The record-breaking heat that has pushed California’s electrical grid to the breaking point for more than a week is almost over but it’s a sign of things to come. Scientists say a warming planet will lead to hotter, longer and more wildfire-plagued heat waves. California is just the latest casualty in a year of sometimes deadly heat waves that swept from Pakistan and India to Europe, China and other areas of the U.S. As California set temperature records this week, the state’s power grid struggled to keep the lights on. The remnants of a hurricane arriving Friday in Southern California are expected to bring heavy rain and cooler temperatures.
Scientists are reluctant to attribute any specific weather event, such as Hurricane Kay, now downgraded to a tropical storm as it heads into California, to global warming. But they say heat waves are exactly the type of change that will become more common.
Temperatures hit an all-time high in Sacramento of 116 degrees on Tuesday. Many other locations hit record highs for September and even more set daily high marks. “That’s pretty much going to be the story for much of the Central Valley and much of Southern California,” Ullrich said. “This kind of exponential growth in the number of extreme heat days.
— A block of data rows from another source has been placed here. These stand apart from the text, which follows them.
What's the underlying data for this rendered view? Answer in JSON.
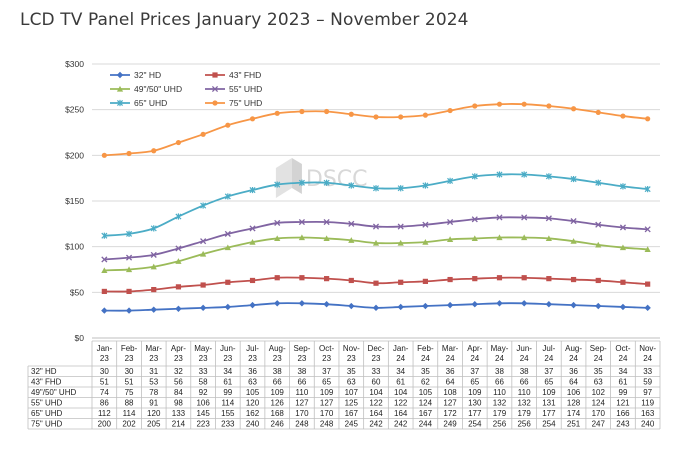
{
  "chart_data": {
    "type": "line",
    "title": "LCD TV Panel Prices January 2023 – November 2024",
    "watermark": "DSCC",
    "y_ticks": [
      "$0",
      "$50",
      "$100",
      "$150",
      "$200",
      "$250",
      "$300"
    ],
    "ylim": [
      0,
      300
    ],
    "grid": true,
    "legend_position": "top-left",
    "categories": [
      [
        "Jan-",
        "23"
      ],
      [
        "Feb-",
        "23"
      ],
      [
        "Mar-",
        "23"
      ],
      [
        "Apr-",
        "23"
      ],
      [
        "May-",
        "23"
      ],
      [
        "Jun-",
        "23"
      ],
      [
        "Jul-",
        "23"
      ],
      [
        "Aug-",
        "23"
      ],
      [
        "Sep-",
        "23"
      ],
      [
        "Oct-",
        "23"
      ],
      [
        "Nov-",
        "23"
      ],
      [
        "Dec-",
        "23"
      ],
      [
        "Jan-",
        "24"
      ],
      [
        "Feb-",
        "24"
      ],
      [
        "Mar-",
        "24"
      ],
      [
        "Apr-",
        "24"
      ],
      [
        "May-",
        "24"
      ],
      [
        "Jun-",
        "24"
      ],
      [
        "Jul-",
        "24"
      ],
      [
        "Aug-",
        "24"
      ],
      [
        "Sep-",
        "24"
      ],
      [
        "Oct-",
        "24"
      ],
      [
        "Nov-",
        "24"
      ]
    ],
    "series": [
      {
        "name": "32\" HD",
        "table_label": "32\" HD",
        "color": "#4472c4",
        "marker": "diamond",
        "values": [
          30,
          30,
          31,
          32,
          33,
          34,
          36,
          38,
          38,
          37,
          35,
          33,
          34,
          35,
          36,
          37,
          38,
          38,
          37,
          36,
          35,
          34,
          33
        ]
      },
      {
        "name": "43\" FHD",
        "table_label": "43\" FHD",
        "color": "#c0504d",
        "marker": "square",
        "values": [
          51,
          51,
          53,
          56,
          58,
          61,
          63,
          66,
          66,
          65,
          63,
          60,
          61,
          62,
          64,
          65,
          66,
          66,
          65,
          64,
          63,
          61,
          59
        ]
      },
      {
        "name": "49\"/50\" UHD",
        "table_label": "49\"/50\" UHD",
        "color": "#9bbb59",
        "marker": "triangle",
        "values": [
          74,
          75,
          78,
          84,
          92,
          99,
          105,
          109,
          110,
          109,
          107,
          104,
          104,
          105,
          108,
          109,
          110,
          110,
          109,
          106,
          102,
          99,
          97
        ]
      },
      {
        "name": "55\" UHD",
        "table_label": "55\" UHD",
        "color": "#8064a2",
        "marker": "x",
        "values": [
          86,
          88,
          91,
          98,
          106,
          114,
          120,
          126,
          127,
          127,
          125,
          122,
          122,
          124,
          127,
          130,
          132,
          132,
          131,
          128,
          124,
          121,
          119
        ]
      },
      {
        "name": "65\" UHD",
        "table_label": "65\" UHD",
        "color": "#4bacc6",
        "marker": "star",
        "values": [
          112,
          114,
          120,
          133,
          145,
          155,
          162,
          168,
          170,
          170,
          167,
          164,
          164,
          167,
          172,
          177,
          179,
          179,
          177,
          174,
          170,
          166,
          163
        ]
      },
      {
        "name": "75\" UHD",
        "table_label": "75\" UHD",
        "color": "#f79646",
        "marker": "circle",
        "values": [
          200,
          202,
          205,
          214,
          223,
          233,
          240,
          246,
          248,
          248,
          245,
          242,
          242,
          244,
          249,
          254,
          256,
          256,
          254,
          251,
          247,
          243,
          240
        ]
      }
    ]
  }
}
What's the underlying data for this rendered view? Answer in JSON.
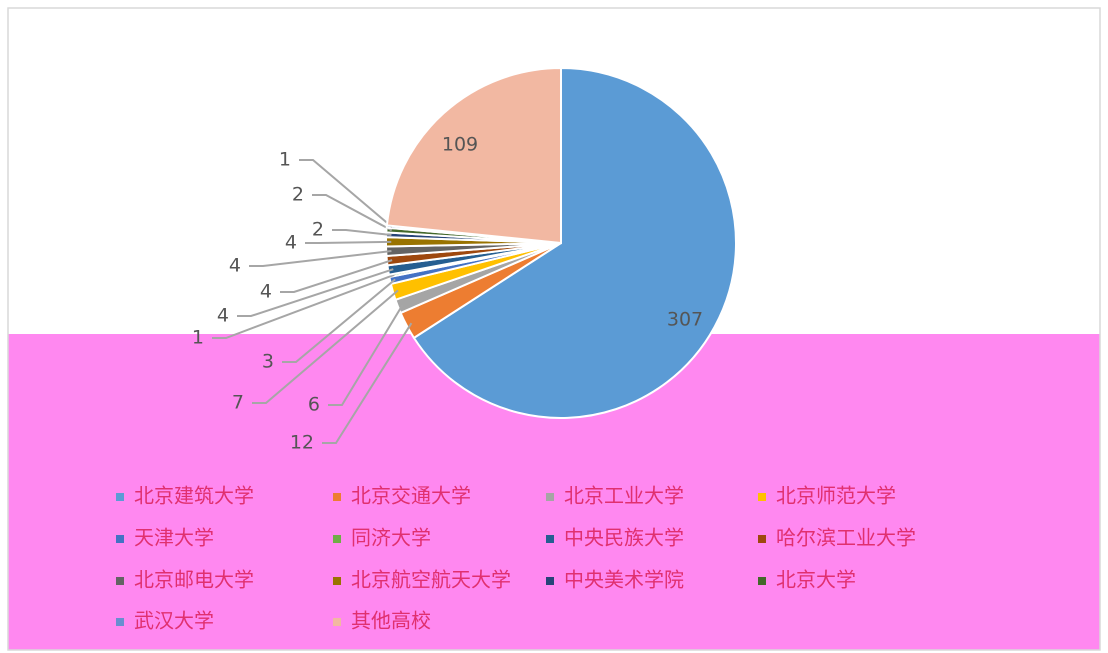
{
  "chart_data": {
    "type": "pie",
    "categories": [
      "北京建筑大学",
      "北京交通大学",
      "北京工业大学",
      "北京师范大学",
      "天津大学",
      "同济大学",
      "中央民族大学",
      "哈尔滨工业大学",
      "北京邮电大学",
      "北京航空航天大学",
      "中央美术学院",
      "北京大学",
      "武汉大学",
      "其他高校"
    ],
    "values": [
      307,
      12,
      6,
      7,
      3,
      1,
      4,
      4,
      4,
      4,
      2,
      2,
      1,
      109
    ],
    "colors": [
      "#5b9bd5",
      "#ed7d31",
      "#a5a5a5",
      "#ffc000",
      "#4472c4",
      "#70ad47",
      "#255e91",
      "#9e480e",
      "#636363",
      "#997300",
      "#264478",
      "#43682b",
      "#698ed0",
      "#f2b8a2"
    ]
  }
}
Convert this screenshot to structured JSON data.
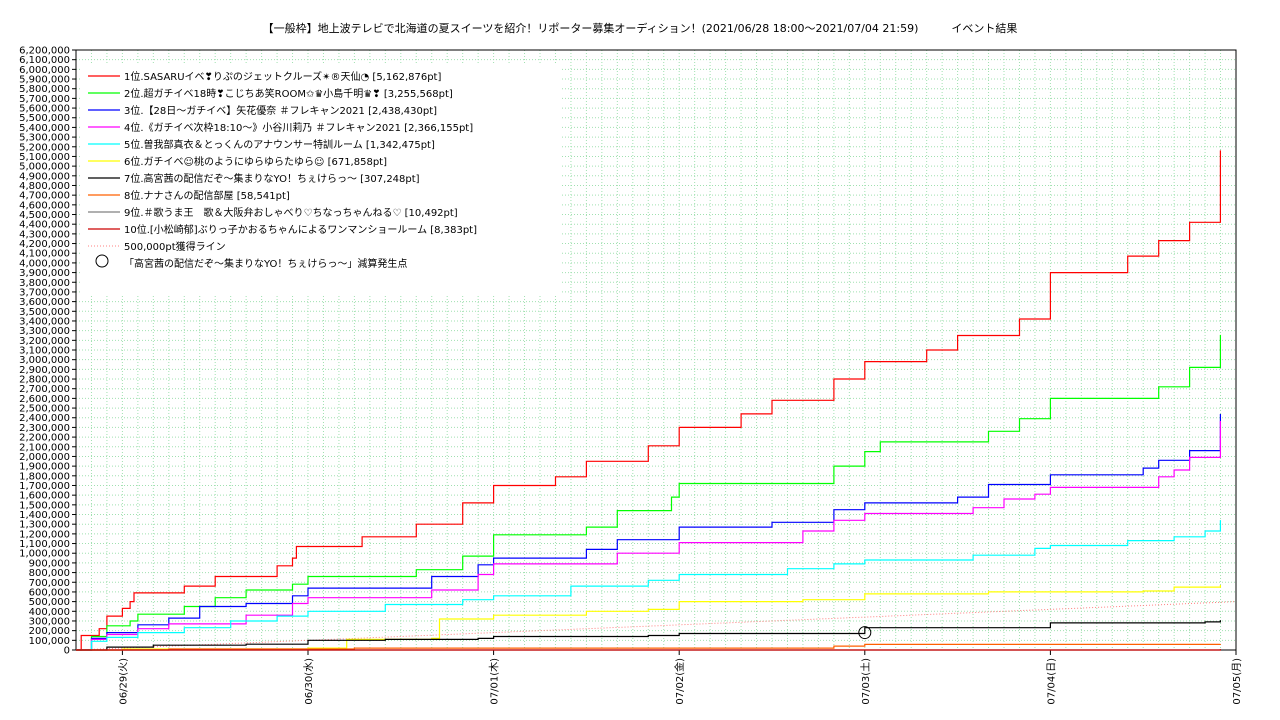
{
  "chart_data": {
    "type": "line",
    "title": "【一般枠】地上波テレビで北海道の夏スイーツを紹介！リポーター募集オーディション！(2021/06/28 18:00～2021/07/04 21:59)　　　イベント結果",
    "xlabel": "",
    "ylabel": "",
    "x_ticks": [
      "06/29(火)",
      "06/30(水)",
      "07/01(木)",
      "07/02(金)",
      "07/03(土)",
      "07/04(日)",
      "07/05(月)"
    ],
    "x_range": [
      "2021-06-28T18:00",
      "2021-07-05T00:00"
    ],
    "ylim": [
      0,
      6200000
    ],
    "y_ticks": [
      "0",
      "100,000",
      "200,000",
      "300,000",
      "400,000",
      "500,000",
      "600,000",
      "700,000",
      "800,000",
      "900,000",
      "1,000,000",
      "1,100,000",
      "1,200,000",
      "1,300,000",
      "1,400,000",
      "1,500,000",
      "1,600,000",
      "1,700,000",
      "1,800,000",
      "1,900,000",
      "2,000,000",
      "2,100,000",
      "2,200,000",
      "2,300,000",
      "2,400,000",
      "2,500,000",
      "2,600,000",
      "2,700,000",
      "2,800,000",
      "2,900,000",
      "3,000,000",
      "3,100,000",
      "3,200,000",
      "3,300,000",
      "3,400,000",
      "3,500,000",
      "3,600,000",
      "3,700,000",
      "3,800,000",
      "3,900,000",
      "4,000,000",
      "4,100,000",
      "4,200,000",
      "4,300,000",
      "4,400,000",
      "4,500,000",
      "4,600,000",
      "4,700,000",
      "4,800,000",
      "4,900,000",
      "5,000,000",
      "5,100,000",
      "5,200,000",
      "5,300,000",
      "5,400,000",
      "5,500,000",
      "5,600,000",
      "5,700,000",
      "5,800,000",
      "5,900,000",
      "6,000,000",
      "6,100,000",
      "6,200,000"
    ],
    "grid": true,
    "legend_position": "top-left",
    "series": [
      {
        "name": "1位.SASARUイベ❣りぷのジェットクルーズ✴®天仙◔ [5,162,876pt]",
        "color": "#ff0000",
        "points": [
          [
            "2021-06-28T18:00",
            0
          ],
          [
            "2021-06-28T18:40",
            150000
          ],
          [
            "2021-06-28T21:00",
            220000
          ],
          [
            "2021-06-28T22:00",
            350000
          ],
          [
            "2021-06-29T00:00",
            430000
          ],
          [
            "2021-06-29T01:00",
            500000
          ],
          [
            "2021-06-29T01:30",
            590000
          ],
          [
            "2021-06-29T06:00",
            590000
          ],
          [
            "2021-06-29T08:00",
            660000
          ],
          [
            "2021-06-29T12:00",
            760000
          ],
          [
            "2021-06-29T20:00",
            870000
          ],
          [
            "2021-06-29T22:00",
            950000
          ],
          [
            "2021-06-29T22:30",
            1070000
          ],
          [
            "2021-06-30T06:00",
            1070000
          ],
          [
            "2021-06-30T07:00",
            1170000
          ],
          [
            "2021-06-30T14:00",
            1300000
          ],
          [
            "2021-06-30T20:00",
            1520000
          ],
          [
            "2021-07-01T00:00",
            1700000
          ],
          [
            "2021-07-01T08:00",
            1790000
          ],
          [
            "2021-07-01T12:00",
            1950000
          ],
          [
            "2021-07-01T20:00",
            2110000
          ],
          [
            "2021-07-02T00:00",
            2300000
          ],
          [
            "2021-07-02T08:00",
            2440000
          ],
          [
            "2021-07-02T12:00",
            2580000
          ],
          [
            "2021-07-02T20:00",
            2800000
          ],
          [
            "2021-07-03T00:00",
            2980000
          ],
          [
            "2021-07-03T08:00",
            3100000
          ],
          [
            "2021-07-03T12:00",
            3250000
          ],
          [
            "2021-07-03T20:00",
            3420000
          ],
          [
            "2021-07-04T00:00",
            3900000
          ],
          [
            "2021-07-04T10:00",
            4070000
          ],
          [
            "2021-07-04T14:00",
            4230000
          ],
          [
            "2021-07-04T18:00",
            4420000
          ],
          [
            "2021-07-04T21:59",
            5162876
          ]
        ]
      },
      {
        "name": "2位.超ガチイベ18時❣こじちあ笑ROOM✩♛小島千明♛❣ [3,255,568pt]",
        "color": "#00ff00",
        "points": [
          [
            "2021-06-28T18:00",
            0
          ],
          [
            "2021-06-28T20:00",
            140000
          ],
          [
            "2021-06-28T22:00",
            250000
          ],
          [
            "2021-06-29T01:00",
            300000
          ],
          [
            "2021-06-29T02:00",
            370000
          ],
          [
            "2021-06-29T08:00",
            450000
          ],
          [
            "2021-06-29T12:00",
            540000
          ],
          [
            "2021-06-29T16:00",
            620000
          ],
          [
            "2021-06-29T22:00",
            680000
          ],
          [
            "2021-06-30T00:00",
            760000
          ],
          [
            "2021-06-30T14:00",
            830000
          ],
          [
            "2021-06-30T20:00",
            970000
          ],
          [
            "2021-07-01T00:00",
            1190000
          ],
          [
            "2021-07-01T12:00",
            1270000
          ],
          [
            "2021-07-01T16:00",
            1440000
          ],
          [
            "2021-07-01T23:00",
            1580000
          ],
          [
            "2021-07-02T00:00",
            1720000
          ],
          [
            "2021-07-02T20:00",
            1900000
          ],
          [
            "2021-07-03T00:00",
            2050000
          ],
          [
            "2021-07-03T02:00",
            2150000
          ],
          [
            "2021-07-03T16:00",
            2260000
          ],
          [
            "2021-07-03T20:00",
            2390000
          ],
          [
            "2021-07-04T00:00",
            2600000
          ],
          [
            "2021-07-04T14:00",
            2720000
          ],
          [
            "2021-07-04T18:00",
            2920000
          ],
          [
            "2021-07-04T21:59",
            3255568
          ]
        ]
      },
      {
        "name": "3位.【28日～ガチイベ】矢花優奈 ＃フレキャン2021 [2,438,430pt]",
        "color": "#0000ff",
        "points": [
          [
            "2021-06-28T18:00",
            0
          ],
          [
            "2021-06-28T20:00",
            120000
          ],
          [
            "2021-06-28T22:00",
            180000
          ],
          [
            "2021-06-29T02:00",
            260000
          ],
          [
            "2021-06-29T06:00",
            330000
          ],
          [
            "2021-06-29T10:00",
            450000
          ],
          [
            "2021-06-29T16:00",
            480000
          ],
          [
            "2021-06-29T22:00",
            560000
          ],
          [
            "2021-06-30T00:00",
            640000
          ],
          [
            "2021-06-30T16:00",
            760000
          ],
          [
            "2021-06-30T22:00",
            880000
          ],
          [
            "2021-07-01T00:00",
            950000
          ],
          [
            "2021-07-01T12:00",
            1040000
          ],
          [
            "2021-07-01T16:00",
            1140000
          ],
          [
            "2021-07-02T00:00",
            1270000
          ],
          [
            "2021-07-02T12:00",
            1320000
          ],
          [
            "2021-07-02T20:00",
            1450000
          ],
          [
            "2021-07-03T00:00",
            1520000
          ],
          [
            "2021-07-03T12:00",
            1580000
          ],
          [
            "2021-07-03T16:00",
            1710000
          ],
          [
            "2021-07-04T00:00",
            1810000
          ],
          [
            "2021-07-04T12:00",
            1880000
          ],
          [
            "2021-07-04T14:00",
            1960000
          ],
          [
            "2021-07-04T18:00",
            2060000
          ],
          [
            "2021-07-04T21:59",
            2438430
          ]
        ]
      },
      {
        "name": "4位.《ガチイベ次枠18:10～》小谷川莉乃 ＃フレキャン2021 [2,366,155pt]",
        "color": "#ff00ff",
        "points": [
          [
            "2021-06-28T18:00",
            0
          ],
          [
            "2021-06-28T20:00",
            110000
          ],
          [
            "2021-06-28T22:00",
            160000
          ],
          [
            "2021-06-29T02:00",
            220000
          ],
          [
            "2021-06-29T06:00",
            270000
          ],
          [
            "2021-06-29T16:00",
            360000
          ],
          [
            "2021-06-29T22:00",
            480000
          ],
          [
            "2021-06-30T00:00",
            540000
          ],
          [
            "2021-06-30T16:00",
            620000
          ],
          [
            "2021-06-30T22:00",
            780000
          ],
          [
            "2021-07-01T00:00",
            890000
          ],
          [
            "2021-07-01T16:00",
            1000000
          ],
          [
            "2021-07-02T00:00",
            1110000
          ],
          [
            "2021-07-02T16:00",
            1230000
          ],
          [
            "2021-07-02T20:00",
            1340000
          ],
          [
            "2021-07-03T00:00",
            1410000
          ],
          [
            "2021-07-03T14:00",
            1470000
          ],
          [
            "2021-07-03T18:00",
            1560000
          ],
          [
            "2021-07-03T22:00",
            1610000
          ],
          [
            "2021-07-04T00:00",
            1680000
          ],
          [
            "2021-07-04T14:00",
            1790000
          ],
          [
            "2021-07-04T16:00",
            1860000
          ],
          [
            "2021-07-04T18:00",
            1990000
          ],
          [
            "2021-07-04T21:59",
            2366155
          ]
        ]
      },
      {
        "name": "5位.曽我部真衣＆とっくんのアナウンサー特訓ルーム [1,342,475pt]",
        "color": "#00ffff",
        "points": [
          [
            "2021-06-28T18:00",
            0
          ],
          [
            "2021-06-28T20:00",
            90000
          ],
          [
            "2021-06-28T22:00",
            130000
          ],
          [
            "2021-06-29T02:00",
            180000
          ],
          [
            "2021-06-29T08:00",
            230000
          ],
          [
            "2021-06-29T14:00",
            300000
          ],
          [
            "2021-06-29T20:00",
            350000
          ],
          [
            "2021-06-30T00:00",
            400000
          ],
          [
            "2021-06-30T10:00",
            470000
          ],
          [
            "2021-06-30T20:00",
            520000
          ],
          [
            "2021-07-01T00:00",
            560000
          ],
          [
            "2021-07-01T10:00",
            660000
          ],
          [
            "2021-07-01T20:00",
            720000
          ],
          [
            "2021-07-02T00:00",
            780000
          ],
          [
            "2021-07-02T14:00",
            840000
          ],
          [
            "2021-07-02T20:00",
            890000
          ],
          [
            "2021-07-03T00:00",
            930000
          ],
          [
            "2021-07-03T14:00",
            980000
          ],
          [
            "2021-07-03T22:00",
            1050000
          ],
          [
            "2021-07-04T00:00",
            1080000
          ],
          [
            "2021-07-04T10:00",
            1130000
          ],
          [
            "2021-07-04T16:00",
            1170000
          ],
          [
            "2021-07-04T20:00",
            1230000
          ],
          [
            "2021-07-04T21:59",
            1342475
          ]
        ]
      },
      {
        "name": "6位.ガチイベ☺桃のようにゆらゆらたゆら☺ [671,858pt]",
        "color": "#ffff00",
        "points": [
          [
            "2021-06-28T18:00",
            0
          ],
          [
            "2021-06-29T00:00",
            10000
          ],
          [
            "2021-06-30T00:00",
            20000
          ],
          [
            "2021-06-30T05:00",
            110000
          ],
          [
            "2021-06-30T16:00",
            120000
          ],
          [
            "2021-06-30T17:00",
            320000
          ],
          [
            "2021-07-01T00:00",
            360000
          ],
          [
            "2021-07-01T12:00",
            400000
          ],
          [
            "2021-07-01T20:00",
            420000
          ],
          [
            "2021-07-02T00:00",
            500000
          ],
          [
            "2021-07-02T16:00",
            520000
          ],
          [
            "2021-07-03T00:00",
            580000
          ],
          [
            "2021-07-03T16:00",
            600000
          ],
          [
            "2021-07-04T12:00",
            610000
          ],
          [
            "2021-07-04T16:00",
            650000
          ],
          [
            "2021-07-04T21:59",
            671858
          ]
        ]
      },
      {
        "name": "7位.高宮茜の配信だぞ～集まりなYO！ちぇけらっ～ [307,248pt]",
        "color": "#000000",
        "points": [
          [
            "2021-06-28T18:00",
            0
          ],
          [
            "2021-06-28T22:00",
            30000
          ],
          [
            "2021-06-29T04:00",
            50000
          ],
          [
            "2021-06-29T16:00",
            60000
          ],
          [
            "2021-06-30T00:00",
            100000
          ],
          [
            "2021-06-30T10:00",
            110000
          ],
          [
            "2021-06-30T22:00",
            120000
          ],
          [
            "2021-07-01T00:00",
            140000
          ],
          [
            "2021-07-01T20:00",
            150000
          ],
          [
            "2021-07-02T00:00",
            170000
          ],
          [
            "2021-07-02T14:00",
            170000
          ],
          [
            "2021-07-02T22:00",
            170000
          ],
          [
            "2021-07-03T00:00",
            230000
          ],
          [
            "2021-07-03T20:00",
            230000
          ],
          [
            "2021-07-04T00:00",
            280000
          ],
          [
            "2021-07-04T20:00",
            290000
          ],
          [
            "2021-07-04T21:59",
            307248
          ]
        ]
      },
      {
        "name": "8位.ナナさんの配信部屋 [58,541pt]",
        "color": "#ff6000",
        "points": [
          [
            "2021-06-28T18:00",
            0
          ],
          [
            "2021-06-29T06:00",
            10000
          ],
          [
            "2021-06-30T06:00",
            20000
          ],
          [
            "2021-07-02T20:00",
            40000
          ],
          [
            "2021-07-03T00:00",
            58000
          ],
          [
            "2021-07-04T21:59",
            58541
          ]
        ]
      },
      {
        "name": "9位.＃歌うま王　歌＆大阪弁おしゃべり♡ちなっちゃんねる♡ [10,492pt]",
        "color": "#808080",
        "points": [
          [
            "2021-06-28T18:00",
            0
          ],
          [
            "2021-07-04T21:59",
            10492
          ]
        ]
      },
      {
        "name": "10位.[小松崎郁]ぶりっ子かおるちゃんによるワンマンショールーム [8,383pt]",
        "color": "#cc0000",
        "points": [
          [
            "2021-06-28T18:00",
            0
          ],
          [
            "2021-07-04T21:59",
            8383
          ]
        ]
      }
    ],
    "reference_line": {
      "name": "500,000pt獲得ライン",
      "color": "#ff8080",
      "value": 500000
    },
    "marker": {
      "name": "「高宮茜の配信だぞ～集まりなYO！ちぇけらっ～」減算発生点",
      "x": "2021-07-03T00:00",
      "y": 180000
    }
  }
}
If you tie those all together, then you end up with heat waves like we’ve experienced.”
Air conditioning puts the biggest strain on power sources during a heat wave and operators of the electrical grid called for conservation and warned of the threat of power outages as usage hit an all-time high Tuesday, surpassing a record set in 2006. “Part of the country that’s getting hit worst is the Southwest and Western United States,” Overpeck said. “It is a global poster child for the climate crisis. And this year, this summer, it’s really the Northern Hemisphere has been just an unusually hot and wildfire-plagued hemisphere.”
Two people were killed in the fire that erupted last Friday in the Northern California community of Weed at the base of Mount Shasta. Two others died trying to flee in their car from a fire in Riverside County that was threatening 18,000 homes.